Edge intelligence is emerging as a new interdiscipline to push learning intelligence from remote centers to the edge of the network. However, with its widespread deployment, new challenges arise in terms of training efficiency and service of quality (QoS). Massive repetitive model training is ubiquitous due to the inevitable needs of users for the same types of data and training results. Additionally, a smaller volume of data samples will cause the over-fitting of models. To address these issues, driven by the Internet of intelligence, this article proposes a distributed edge intelligence sharing scheme, which allows distributed edge nodes to quickly and economically improve learning performance by sharing their learned intelligence.
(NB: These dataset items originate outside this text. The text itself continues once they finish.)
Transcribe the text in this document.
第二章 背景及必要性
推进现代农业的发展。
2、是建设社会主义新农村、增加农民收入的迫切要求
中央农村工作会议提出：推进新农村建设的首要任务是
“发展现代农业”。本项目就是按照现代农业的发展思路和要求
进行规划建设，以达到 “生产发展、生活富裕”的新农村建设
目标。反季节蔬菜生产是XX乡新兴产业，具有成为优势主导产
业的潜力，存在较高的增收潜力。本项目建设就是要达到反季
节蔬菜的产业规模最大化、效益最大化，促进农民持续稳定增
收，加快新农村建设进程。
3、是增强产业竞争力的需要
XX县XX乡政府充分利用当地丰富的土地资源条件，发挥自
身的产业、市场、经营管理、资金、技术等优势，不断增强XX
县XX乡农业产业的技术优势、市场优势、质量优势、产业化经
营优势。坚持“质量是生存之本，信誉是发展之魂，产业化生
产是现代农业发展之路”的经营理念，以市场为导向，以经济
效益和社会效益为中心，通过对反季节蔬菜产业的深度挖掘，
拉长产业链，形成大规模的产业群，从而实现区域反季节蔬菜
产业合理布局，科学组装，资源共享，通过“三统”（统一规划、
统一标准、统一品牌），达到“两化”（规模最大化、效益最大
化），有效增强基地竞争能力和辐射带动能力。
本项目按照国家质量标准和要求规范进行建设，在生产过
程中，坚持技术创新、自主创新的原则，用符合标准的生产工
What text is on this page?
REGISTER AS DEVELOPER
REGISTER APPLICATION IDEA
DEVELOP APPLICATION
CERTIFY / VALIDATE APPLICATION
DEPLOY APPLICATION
Considering the time-varying edge network states including data collection states, computing and communication states, and node reputation states, the distributed intelligence sharing is formulated as a multi-agent Markov decision process (MDP). Then, a novel collective deep reinforcement learning (CDRL) algorithm is designed to obtain the optimal intelligence sharing policy, which consists of local soft actor-critic (SAC) learning at each edge node and collective learning between different edge nodes. Simulation results indicate our proposal outperforms the benchmark schemes in terms of learning efficiency and intelligence sharing efficiency.